Bitcoin’s price volatility declined in June, falling to its lowest level in four months as the cryptocurrency’s markets experienced relative calm, Forbes reports.
While the world’s most prominent digital currency enjoyed some notable gains, rising roughly 10% on June 1, it traded primarily between $9,000 and $10,000 during the month, CoinDesk figures show.
As a result, bitcoin’s annualized 30-day volatility reached 45.60% on June 30, the least since February 18, according to data supplied by Blockforce Capital.
‘Wait And See’
“I think investors generally took a wait and see approach with BTC during June,” said Michael Conn, CEO of Singapore-based fund Zilliqa Capital.
He emphasized that it was “a month with widespread social and corona-related headlines taking center stage globally.”
Many analysts predicted that bitcoin prices would rally after the digital asset underwent a so-called halving on May 11, at which point the rate of new supply was reduced by 50%.
However, the cryptocurrency’s price has failed to enjoy sharp gains following the event.
John Todaro, director of digital currency research for TradeBlock, described the situation as unsurprising.
“Most of the expectation regarding a price rise from the halving is expected later on and not immediately following the halving – given that to an extent some of this was priced into bitcoin prior to the actual event taking place,” he stated.
It’s “similar to the record price rise in 2017, when bitcoin hit an all-time high – this record run-up took a year after the 2016 halving,” added Todaro.
Jake Yocom-Piatt, project lead for Decred, also weighed in, stating that “bitcoin prices will surely rise as a result of the halving supply shock, but it is always a question of when.”
“Miners that are struggling financially due to the halving will capitulate and the mining market will consolidate further, likely leading to less selling from the miners that remain,” he stated.

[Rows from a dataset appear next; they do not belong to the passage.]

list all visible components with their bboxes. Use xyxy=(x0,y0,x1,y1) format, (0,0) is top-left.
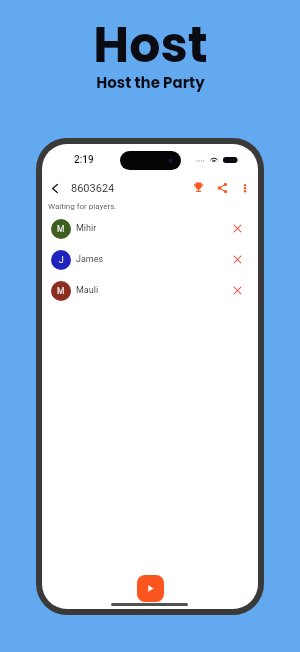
staticText: Mihir xyxy=(76,223,97,234)
button[interactable]: M xyxy=(42,280,258,301)
staticText: M xyxy=(57,224,65,234)
staticText: Mauli xyxy=(76,285,99,296)
button[interactable]: Leaderboard xyxy=(189,178,207,196)
staticText: Waiting for players. xyxy=(48,202,117,211)
button[interactable]: Back xyxy=(46,179,64,197)
button[interactable]: Share xyxy=(213,179,231,197)
staticText: M xyxy=(57,286,65,296)
button[interactable]: Remove Mihir xyxy=(230,221,245,236)
staticText: 8603624 xyxy=(71,182,115,195)
staticText: James xyxy=(76,254,104,265)
button[interactable]: Start game xyxy=(137,575,164,602)
button[interactable]: More options xyxy=(237,180,253,196)
staticText: J xyxy=(59,255,64,265)
button[interactable]: Remove Mauli xyxy=(230,283,245,298)
staticText: 2:19 xyxy=(74,154,94,166)
staticText: Host the Party xyxy=(96,72,205,93)
button[interactable]: J xyxy=(42,249,258,270)
button[interactable]: M xyxy=(42,218,258,239)
staticText: Host xyxy=(93,11,208,80)
button[interactable]: Remove James xyxy=(230,252,245,267)
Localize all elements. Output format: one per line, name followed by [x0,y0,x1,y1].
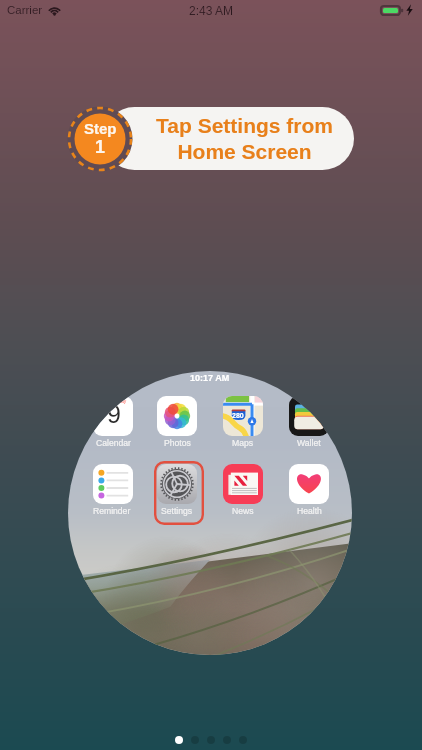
button[interactable]: Page 2 [191,736,199,744]
staticText: Settings [161,506,193,516]
button[interactable]: Page 4 [223,736,231,744]
staticText: 2:43 AM [189,4,234,17]
staticText: Reminders [93,506,133,516]
staticText: 10:17 AM [190,373,230,383]
staticText: Wallet [297,438,321,448]
button[interactable]: Page 5 [239,736,247,744]
button[interactable]: Step [67,106,133,172]
button[interactable]: Page 1 [175,736,183,744]
staticText: Wednesday [100,398,127,404]
staticText: Calendar [96,438,131,448]
button[interactable]: Reminders [93,464,133,516]
button[interactable]: Settings highlighted [154,461,204,525]
staticText: Step [84,120,117,137]
button[interactable]: Health [289,464,329,516]
button[interactable]: Wednesday [93,396,133,448]
staticText: 9 [107,400,121,428]
staticText: Photos [164,438,191,448]
button[interactable]: Settings [157,464,197,516]
staticText: 280 [232,412,244,420]
button[interactable]: Photos [157,396,197,448]
staticText: News [232,506,254,516]
staticText: Tap Settings from Home Screen [156,114,333,164]
button[interactable]: 280 [223,396,263,448]
staticText: Health [297,506,322,516]
button[interactable]: Page 3 [207,736,215,744]
staticText: Carrier [7,4,43,17]
staticText: 1 [95,137,106,157]
button[interactable]: News [223,464,263,516]
button[interactable]: Tap Settings from Home Screen [103,107,354,170]
staticText: Maps [232,438,254,448]
button[interactable]: Wallet [289,396,329,448]
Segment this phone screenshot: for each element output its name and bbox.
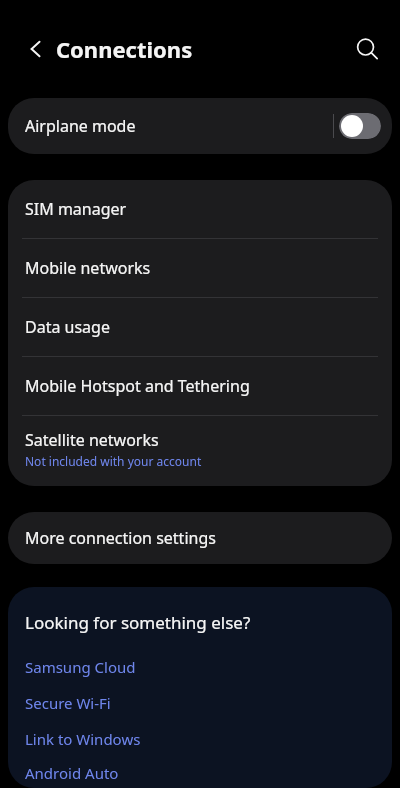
button[interactable]: Satellite networks	[8, 416, 392, 486]
staticText: Airplane mode	[25, 115, 136, 137]
staticText: Android Auto	[25, 763, 119, 783]
staticText: Mobile networks	[25, 257, 151, 279]
staticText: Looking for something else?	[25, 611, 251, 634]
button[interactable]: Samsung Cloud	[25, 649, 375, 685]
button[interactable]: Secure Wi-Fi	[25, 685, 375, 721]
staticText: Link to Windows	[25, 729, 141, 749]
staticText: Data usage	[25, 316, 110, 338]
button[interactable]: Mobile networks	[8, 239, 392, 297]
staticText: Satellite networks	[25, 429, 159, 451]
staticText: Connections	[56, 34, 193, 64]
staticText: Mobile Hotspot and Tethering	[25, 375, 250, 397]
button[interactable]: Search	[345, 27, 389, 71]
button[interactable]: Back	[14, 27, 58, 71]
button[interactable]: Link to Windows	[25, 721, 375, 757]
button[interactable]: Android Auto	[25, 757, 375, 788]
button[interactable]: Mobile Hotspot and Tethering	[8, 357, 392, 415]
button[interactable]: SIM manager	[8, 180, 392, 238]
staticText: Not included with your account	[25, 453, 202, 469]
staticText: More connection settings	[25, 527, 216, 549]
button[interactable]: More connection settings	[8, 512, 392, 564]
staticText: SIM manager	[25, 198, 127, 220]
staticText: Samsung Cloud	[25, 657, 136, 677]
button[interactable]: Data usage	[8, 298, 392, 356]
button[interactable]: Airplane mode toggle	[339, 113, 381, 139]
button[interactable]: Airplane mode	[8, 98, 392, 154]
staticText: Secure Wi-Fi	[25, 693, 111, 713]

“Even for miners who are struggling and capitulating, the amount of bitcoin they are selling is necessarily reduced, so it is simply a matter of time until this erodes the sell side of the market,” Yocom-Piatt predicted.
“For the moment, the sell side of the market is driven by speculators, but this can only go on for so long.”
However, other analysts threw cold water on the halving’s bullish impact, with Jeff Dorman, chief investment officer of asset manager Arca, basically describing it as a non-event and stating that it wouldn’t have “any impact on price,” at least in the short-term.
Jesse Proudman, CEO of crypto hedge fund Strix Leviathan, also provided a skeptical assessment, stating: “Our research suggests that the impact of cryptocurrency halving events are indiscernible from broader market sentiment and that may be true here again in the case of bitcoin.”
Grayscale Bitcoin Trust
The Grayscale Bitcoin Trust, an investment vehicle with more than $3 billion in assets under management (AUM) at the end of June, has been aggressively purchasing units of the digital currency.
The trust’s total AUM rose by more than $100 million last month, climbing from $3.37 billion on May 29 to $3.54 billion on June 30, according to figures provided by Grayscale.
Several analysts commented on this development, with many interpreting it as a signal that digital assets are increasingly drawing institutional investors.
“Grayscale now has more than $4 billion in digital currency assets under management spread across its investment trusts,” said Todaro.
“This number has grown materially over the past several months and a majority of it is in bitcoin,” he stated.
“Yes, institutional interest is growing and there is a multitude of evidence for this ranging from Grayscale’s AUM to increased derivatives trading activity at the CME, as well as new bitcoin fund launches.”
Proudman also weighed in, stating that “the size and scale of Grayscale’s Bitcoin offering cannot be ignored and may serve as a useful indicator of speculative interest in the asset.”
While volatility was very low in June, periods like that have frequently foreshadowed significant price gains, Dorman noted.
“The last two times we saw volatility this low, the market ultimately reacted violently (March/April 2019, right before a single day 25% BTC gain and November 2018, right before a 50% BTC decline),” he stated.